The response to the shows has been overwhelmingly positive. Most people were thinking that Clayoquot Sound had somehow been protected, and were alarmed to hear of the potential for two mines and the presence of 21 fish farm sites in the Clayoquot Sound UNESCO Biosphere Reserve. People’s passion for protecting Clayoquot Sound has not diminished, and many arrestees stated that they would risk arrest again if it came down to it.

So many highlights: sharing the stage with Tamo Campos of Beyond Boarding at the Vancouver International Mountain Film Fest—knowing there is a new generation of activists carrying the work forward; singing along with Bob Bossin on Gabriola Island to Cleaning up the Oil (his song about the 1989 Nestucca oil spill in Tofino); listening to non-violence trainer Jean McLaren on Gabriola speak about her summer in the 1993 Peace Camp; enjoying a wonderful vegan community supper cooked by Fireweed on Denman Island; being able to publicly thank eco-elder Ruth Masters of Courtenay for her immense contributions to many blockades; laughing while 1993 arrestee Des Kennedy read from his hilarious book about the summer, titled The Garden Club and the Kumquat Campaign; hiking on Salt Spring Island with local author Briony Penn; all the ferry rides hither and thither; and much much more.

It was amazing to meet so many of you who were arrested in 1993, or had visited the Peace Camp.

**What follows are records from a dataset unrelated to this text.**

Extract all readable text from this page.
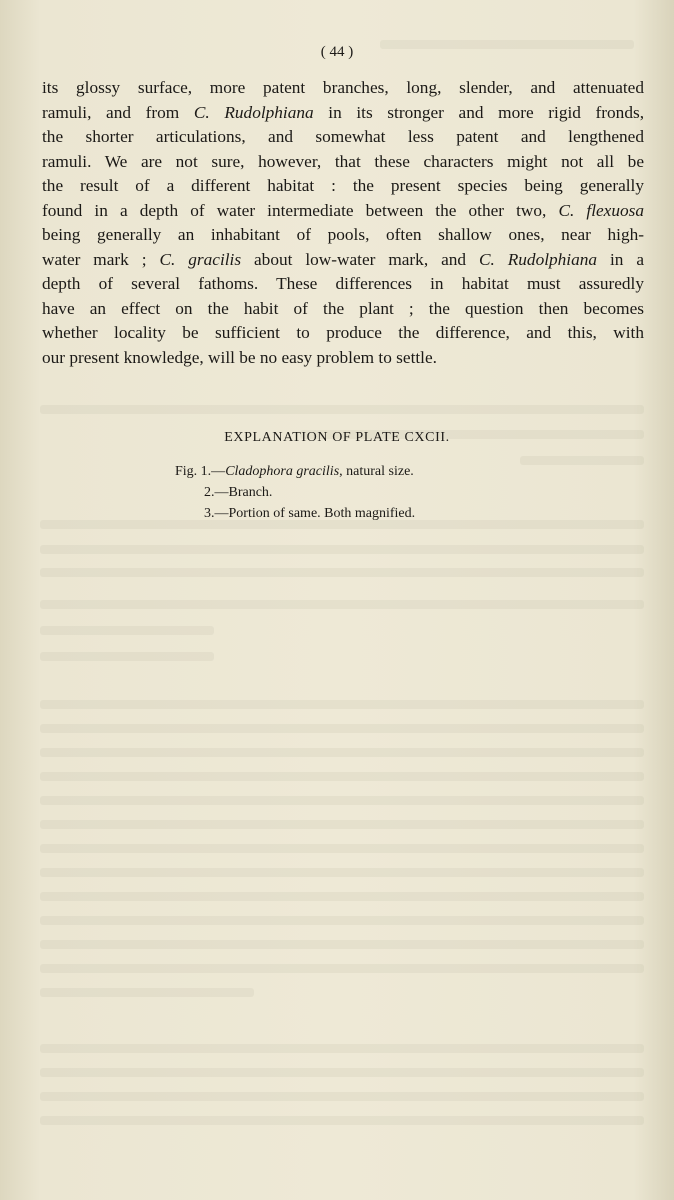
( 44 )
its glossy surface, more patent branches, long, slender, and attenuated
ramuli, and from C. Rudolphiana in its stronger and more rigid fronds,
the shorter articulations, and somewhat less patent and lengthened
ramuli. We are not sure, however, that these characters might not all be
the result of a different habitat : the present species being generally
found in a depth of water intermediate between the other two, C. flexuosa
being generally an inhabitant of pools, often shallow ones, near high-
water mark ; C. gracilis about low-water mark, and C. Rudolphiana in a
depth of several fathoms. These differences in habitat must assuredly
have an effect on the habit of the plant ; the question then becomes
whether locality be sufficient to produce the difference, and this, with
our present knowledge, will be no easy problem to settle.
EXPLANATION OF PLATE CXCII.
Fig. 1.—Cladophora gracilis, natural size.
2.—Branch.
3.—Portion of same. Both magnified.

With tears in your eyes and passion in your voices, you shared stories about how the protests had changed your lives, had shaped your lives, and for many were amongst your proudest moments.

Now we’re back home in Tofino, and looking forward to spending some time out in Clayoquot Sound, getting reinvigorated and stoked for the coming year!

Thanks so much to all the slide show hosts, including Watershed Sentinel, Sierra Club Malaspina chapter, Friends of Cortes Island, Tsiporah on Gabriola, VIMFF, Wilderness Committee, Fireweed on Denman, Cowichan Wooden Boat Society, and James and Brian on Saltspring.

And a special thanks to Sea Wench Botanicals and the Common Loaf Bakery for providing gifts for our hosts!